I almost cringed as I typed that title because it sounds almost dated or old-fashioned at this point to be writing about the power of social media. The fact is, though, that the students seem to get it more readily than the adults (and I’m not generally one of those people who accuses the adults of being Luddites while the students are all a bunch of techno-savvy whiz kid cyber ninjas who will lead us to the promised land through their l33t skillz).
Our school needed to send out a technology survey. We’re at the point where no one wants to take class time to do the survey, and it’s not really something that the entire student body need to be required to do. The idea was to offer a raffle-type reward for completing the survey. The next was spreading the word about the survey. At this point, a student service club was asked to help. Their immediate reaction? “Give us the link. We’ll take care of it.”
The adult reaction? “Are you sure? Don’t you need to make flyers or something?”
Students: “No. Facebook, twitter, texting. We’ll get the word out.”
Of course, we adults are still concerned about equity issues and those students who don’t have technology being left out of the opportunity for the raffle. We’re putting in place some measures to ensure that everyone is informed about the survey and has the opportunity to complete it. I still think it’s telling that the students’ immediate reaction when getting the word out was to turn to social media.

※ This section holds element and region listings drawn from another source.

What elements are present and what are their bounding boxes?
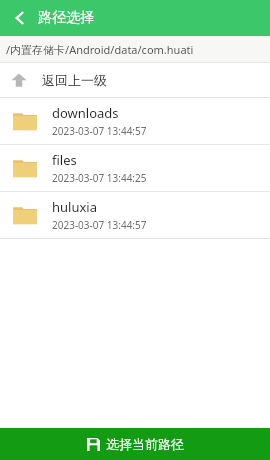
button[interactable]: 返回上一级 <box>0 63 270 97</box>
staticText: 2023-03-07 13:44:25 <box>52 171 147 185</box>
staticText: 路径选择 <box>38 9 94 27</box>
staticText: huluxia <box>52 198 97 216</box>
staticText: 2023-03-07 13:44:57 <box>52 124 147 138</box>
staticText: /内置存储卡/Android/data/com.huati <box>6 42 194 57</box>
button[interactable]: huluxia <box>0 192 270 238</box>
button[interactable]: downloads <box>0 98 270 144</box>
staticText: 2023-03-07 13:44:57 <box>52 218 147 232</box>
button[interactable]: Back <box>6 4 34 32</box>
staticText: 返回上一级 <box>42 72 107 88</box>
staticText: 选择当前路径 <box>106 436 184 452</box>
button[interactable]: files <box>0 145 270 191</box>
staticText: downloads <box>52 104 119 122</box>
button[interactable]: 选择当前路径 <box>0 428 270 460</box>
staticText: files <box>52 151 77 169</box>
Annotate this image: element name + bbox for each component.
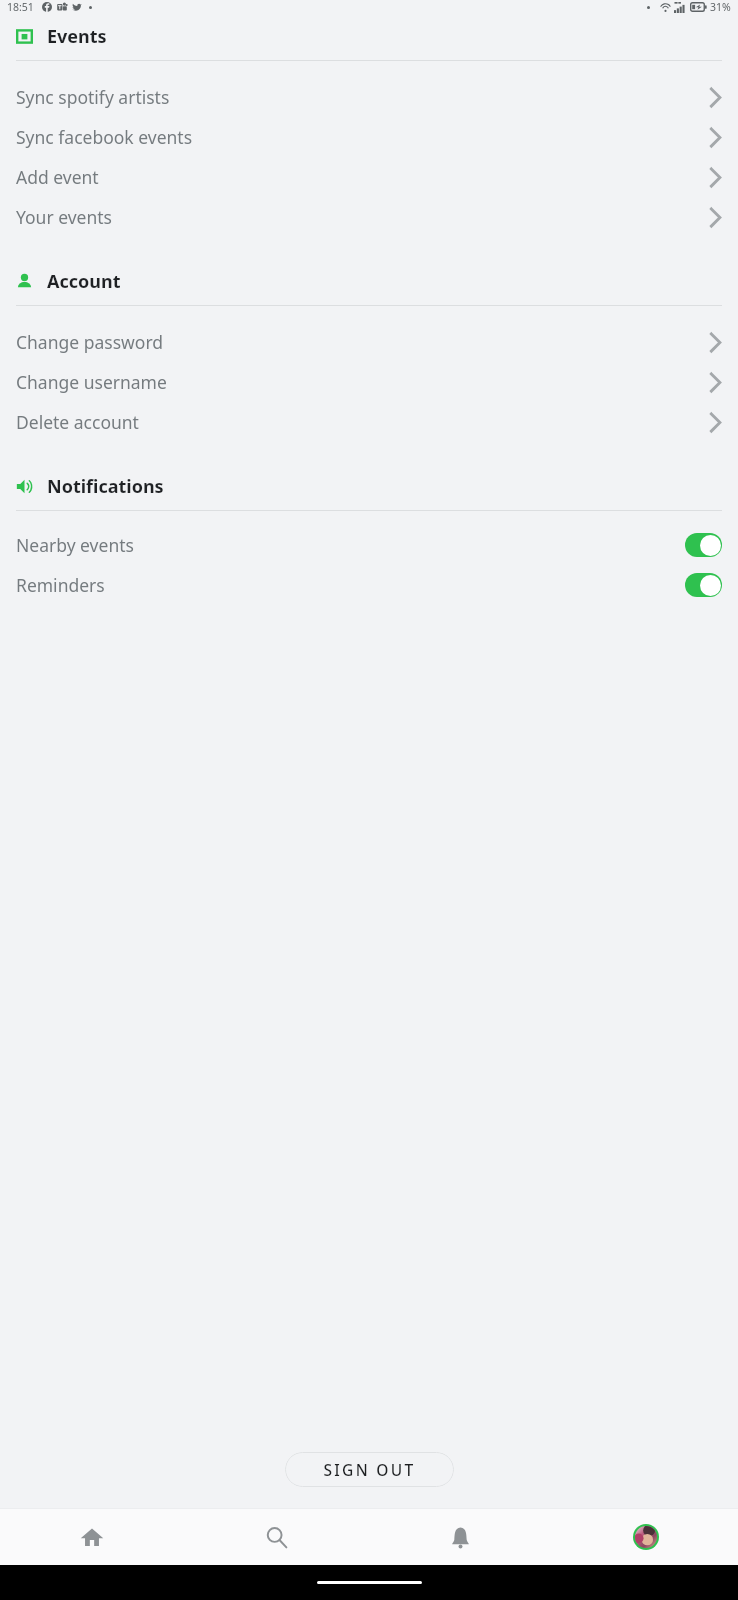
staticText: 18:51 <box>7 0 34 14</box>
staticText: Sync facebook events <box>16 125 193 149</box>
staticText: Events <box>47 24 107 49</box>
button[interactable]: Profile <box>553 1509 738 1565</box>
button[interactable]: SIGN OUT <box>285 1452 454 1487</box>
button[interactable]: Notifications <box>368 1509 553 1565</box>
button[interactable]: Delete account <box>0 402 738 442</box>
staticText: Account <box>47 269 121 294</box>
staticText: Change username <box>16 370 167 394</box>
staticText: 31% <box>710 0 731 14</box>
button[interactable]: Sync spotify artists <box>0 77 738 117</box>
button[interactable]: Change password <box>0 322 738 362</box>
staticText: Sync spotify artists <box>16 85 170 109</box>
staticText: Delete account <box>16 410 139 434</box>
staticText: SIGN OUT <box>323 1459 416 1480</box>
button[interactable]: Toggle Nearby events <box>685 533 722 557</box>
button[interactable]: Sync facebook events <box>0 117 738 157</box>
button[interactable]: Search <box>184 1509 368 1565</box>
button[interactable]: Add event <box>0 157 738 197</box>
staticText: Notifications <box>47 474 164 499</box>
staticText: Change password <box>16 330 164 354</box>
button[interactable]: Change username <box>0 362 738 402</box>
button[interactable]: Home <box>0 1509 184 1565</box>
button[interactable]: Your events <box>0 197 738 237</box>
button[interactable]: Toggle Reminders <box>685 573 722 597</box>
staticText: Reminders <box>16 573 105 597</box>
staticText: Your events <box>16 205 113 229</box>
staticText: Nearby events <box>16 533 134 557</box>
staticText: Add event <box>16 165 99 189</box>
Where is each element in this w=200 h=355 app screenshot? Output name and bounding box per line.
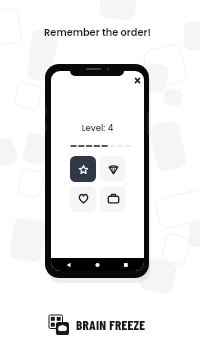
staticText: Level: 4: [51, 122, 144, 134]
button[interactable]: Briefcase: [100, 186, 126, 212]
button[interactable]: Heart: [70, 186, 96, 212]
button[interactable]: Close: [131, 74, 143, 86]
staticText: Remember the order!: [44, 26, 151, 40]
staticText: BRAIN FREEZE: [76, 317, 146, 333]
button[interactable]: Star: [70, 156, 96, 182]
button[interactable]: Diamond: [100, 156, 126, 182]
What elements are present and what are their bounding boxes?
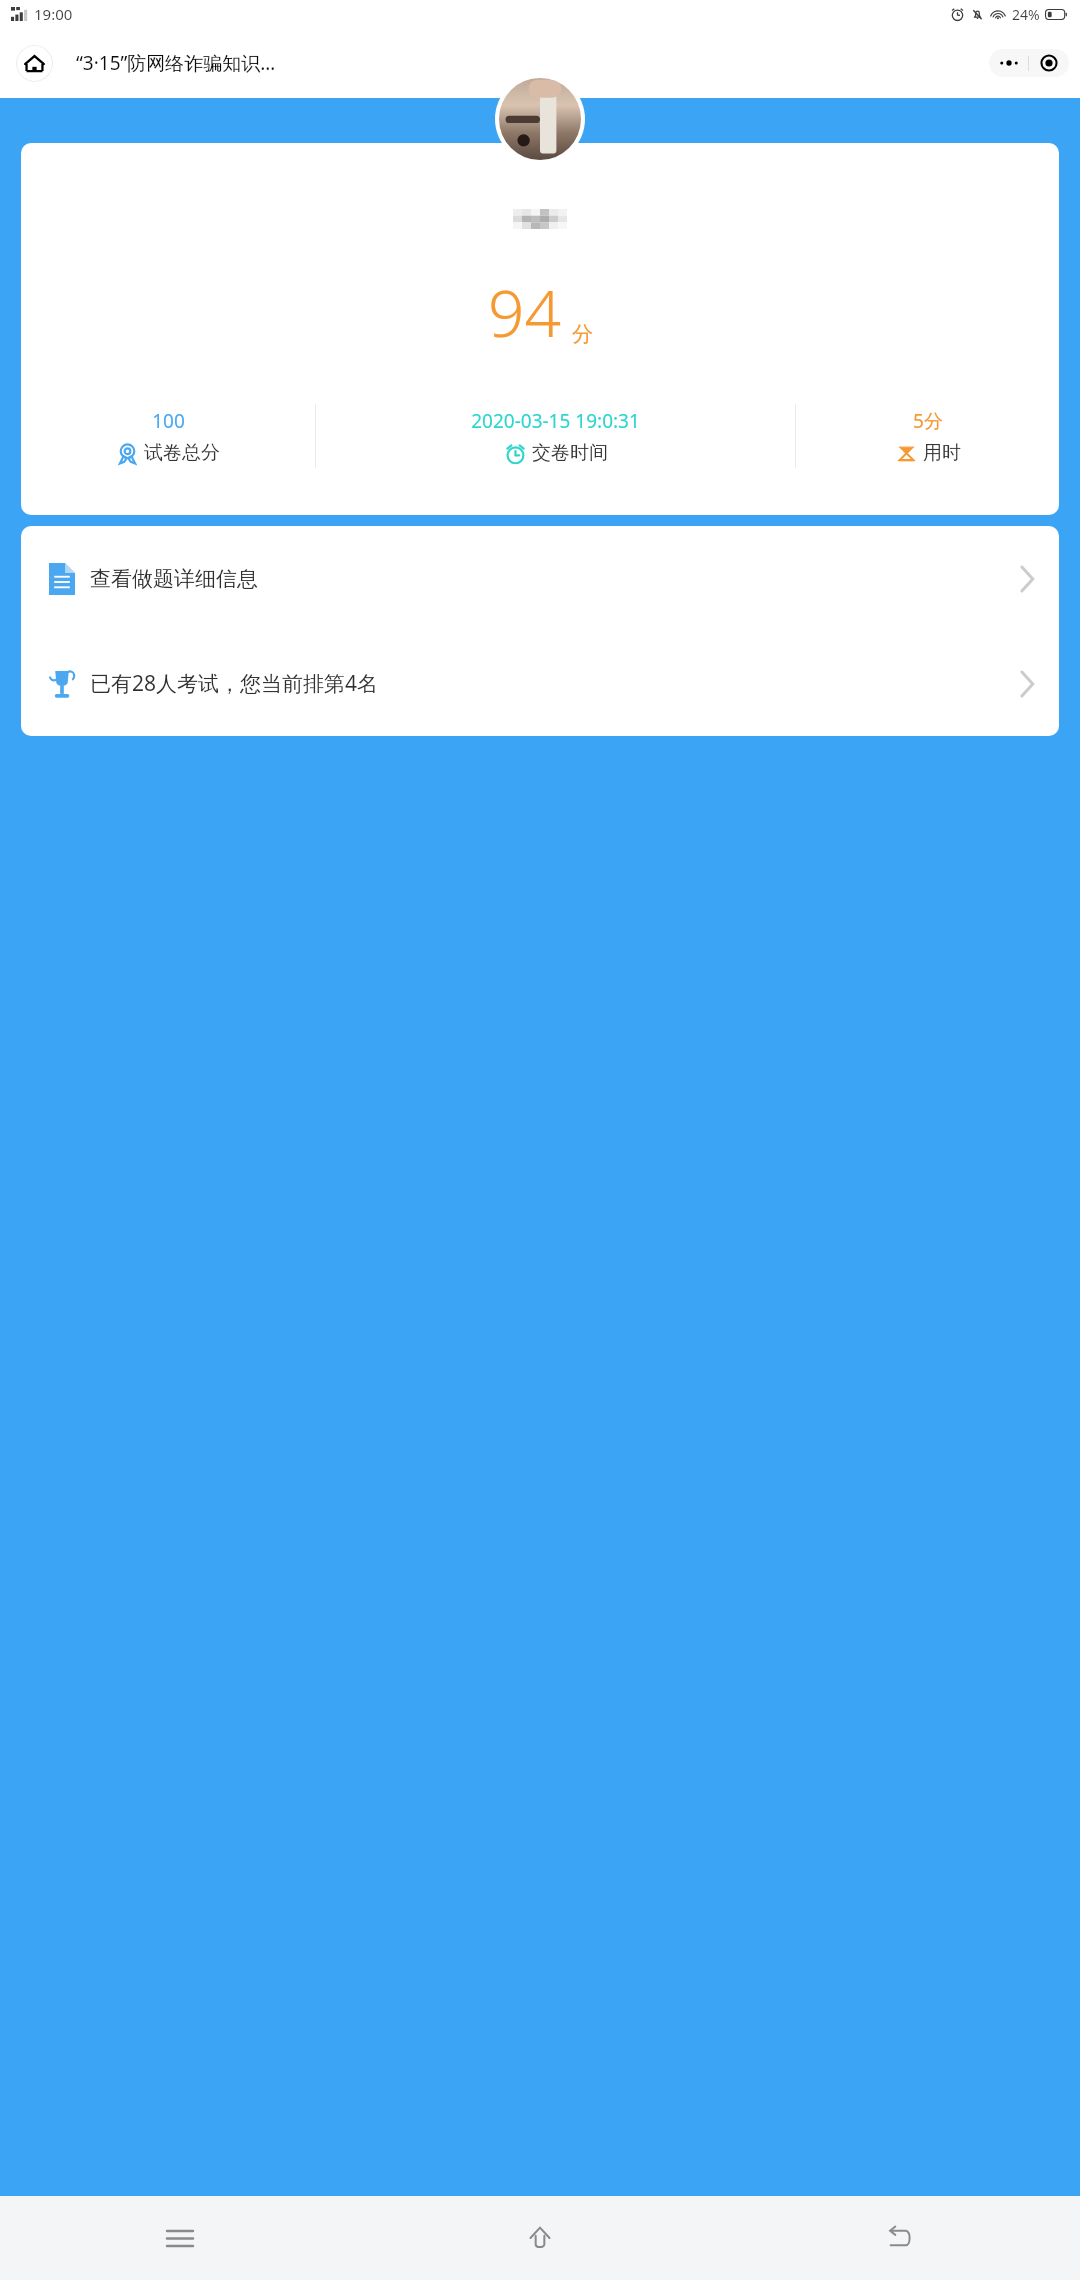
button[interactable]: 2020-03-15 19:0:31 [316,400,795,472]
button[interactable]: More [989,49,1028,77]
staticText: 94 [488,269,562,356]
button[interactable]: Home [16,45,53,82]
staticText: “3·15”防网络诈骗知识… [76,50,276,76]
staticText: 交卷时间 [532,441,608,465]
button[interactable]: 5分 [796,400,1059,472]
button[interactable]: Recents [0,2196,360,2280]
staticText: 24% [1012,5,1040,24]
button[interactable]: 已有28人考试，您当前排第4名 [21,631,1059,736]
staticText: 试卷总分 [144,441,220,465]
button[interactable]: 100 [21,400,315,472]
button[interactable]: Home [360,2196,720,2280]
staticText: 2020-03-15 19:0:31 [471,408,640,434]
staticText: 已有28人考试，您当前排第4名 [90,669,379,698]
button[interactable]: Close [1029,49,1069,77]
staticText: 19:00 [34,4,73,24]
staticText: 5分 [913,408,943,434]
staticText: 查看做题详细信息 [90,566,258,592]
button[interactable]: 查看做题详细信息 [21,526,1059,631]
staticText: 用时 [923,441,961,465]
staticText: 分 [572,321,593,347]
button[interactable]: Back [720,2196,1080,2280]
staticText: 100 [152,408,185,434]
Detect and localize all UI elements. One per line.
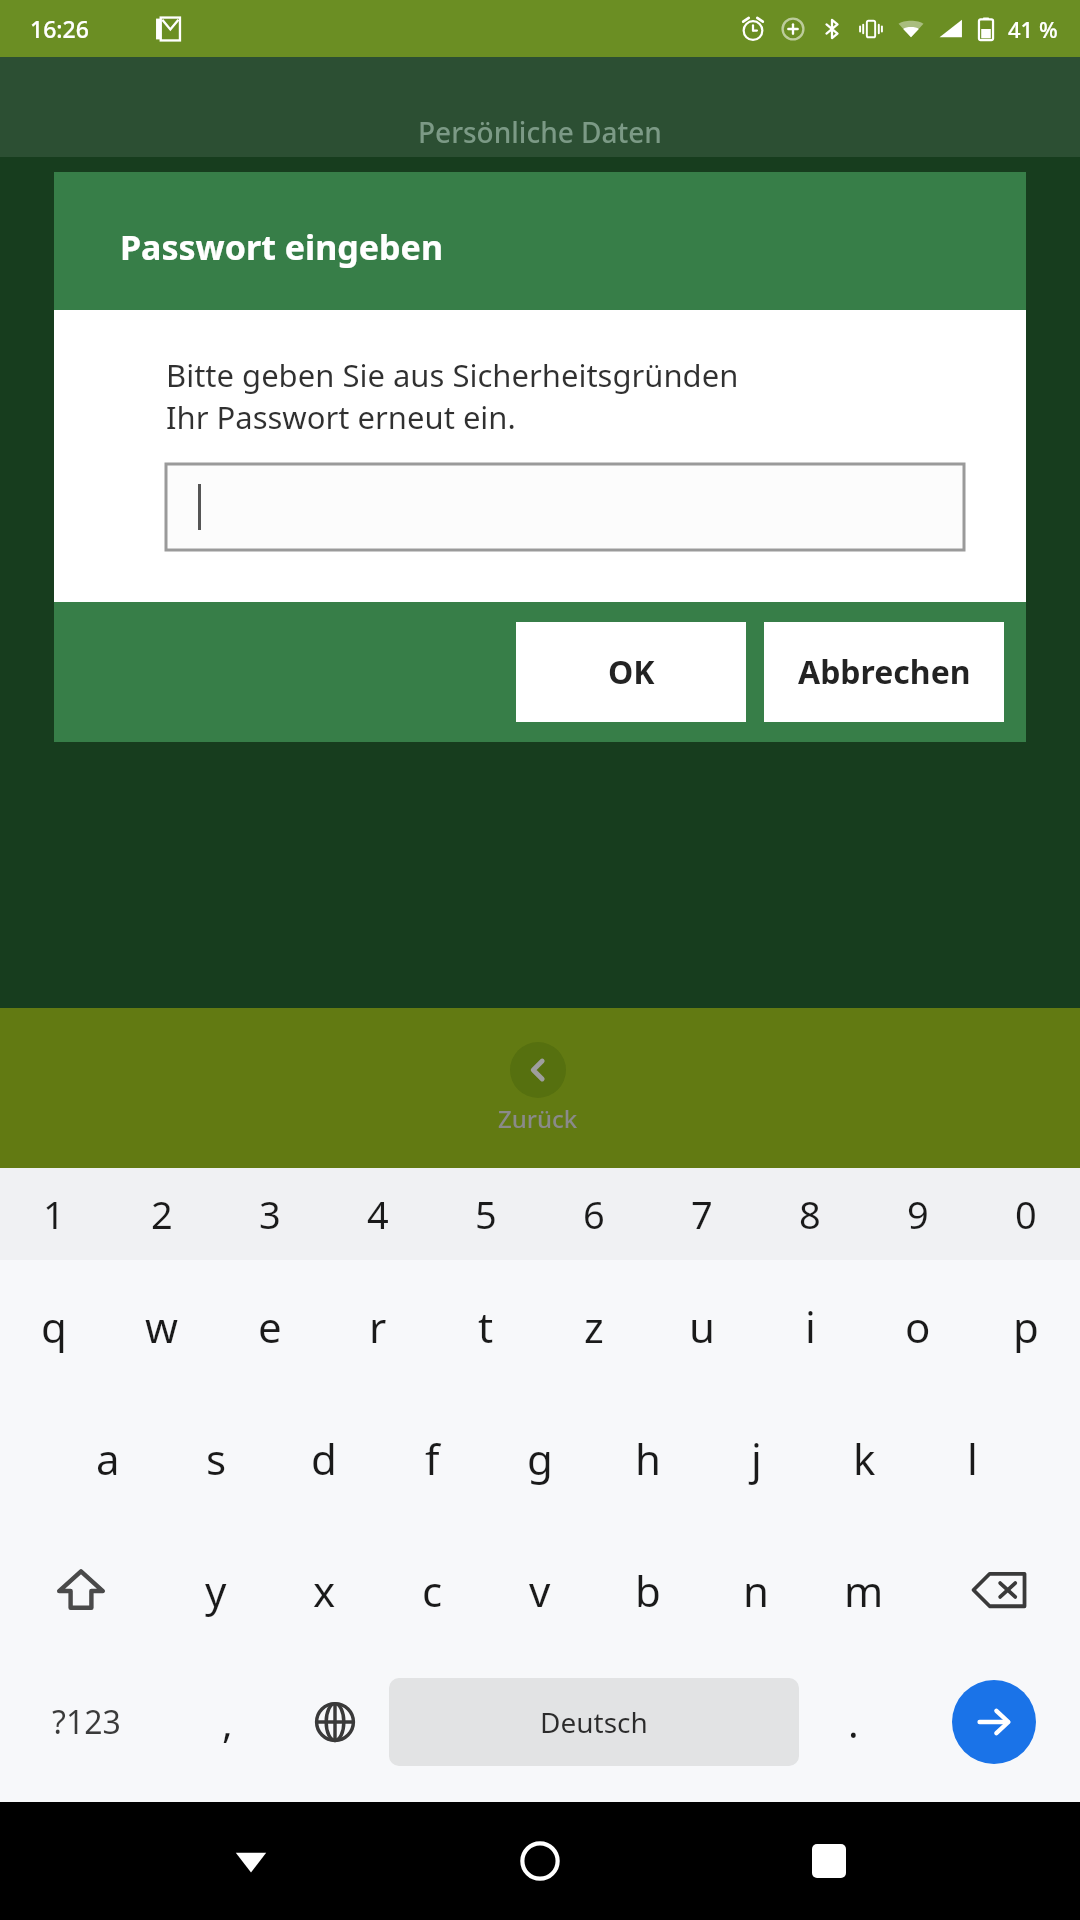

For me, this represents something of a paradigm shift for my students. In past years, I’ve been preaching social media to them, but they’ve wanted to keep it separate from school and did not grok the way it could merge with more than just our social lives. In the last year, though, our school has actively used a Facebook page and a twitter account to disseminate information. Students have provided feedback (especially when they didn’t like the school’s decision to not cancel school for a snow storm) on the Facebook page and participated in discussion there. We’ve done a lib dub that was posted on youtube and went, at least locally, viral. All of these steps seem to have changed the way students viewed social media. In all of them, the adults and teachers jumped into the social media and began providing opportunity for the students to use it for more than their social lives. We led by example. As a result, it’s no longer weird or dorky for students to interact with their school lives via social media, and that is a good thing. Who knows… if we keep going at this rate, maybe they will lead us to the promised land?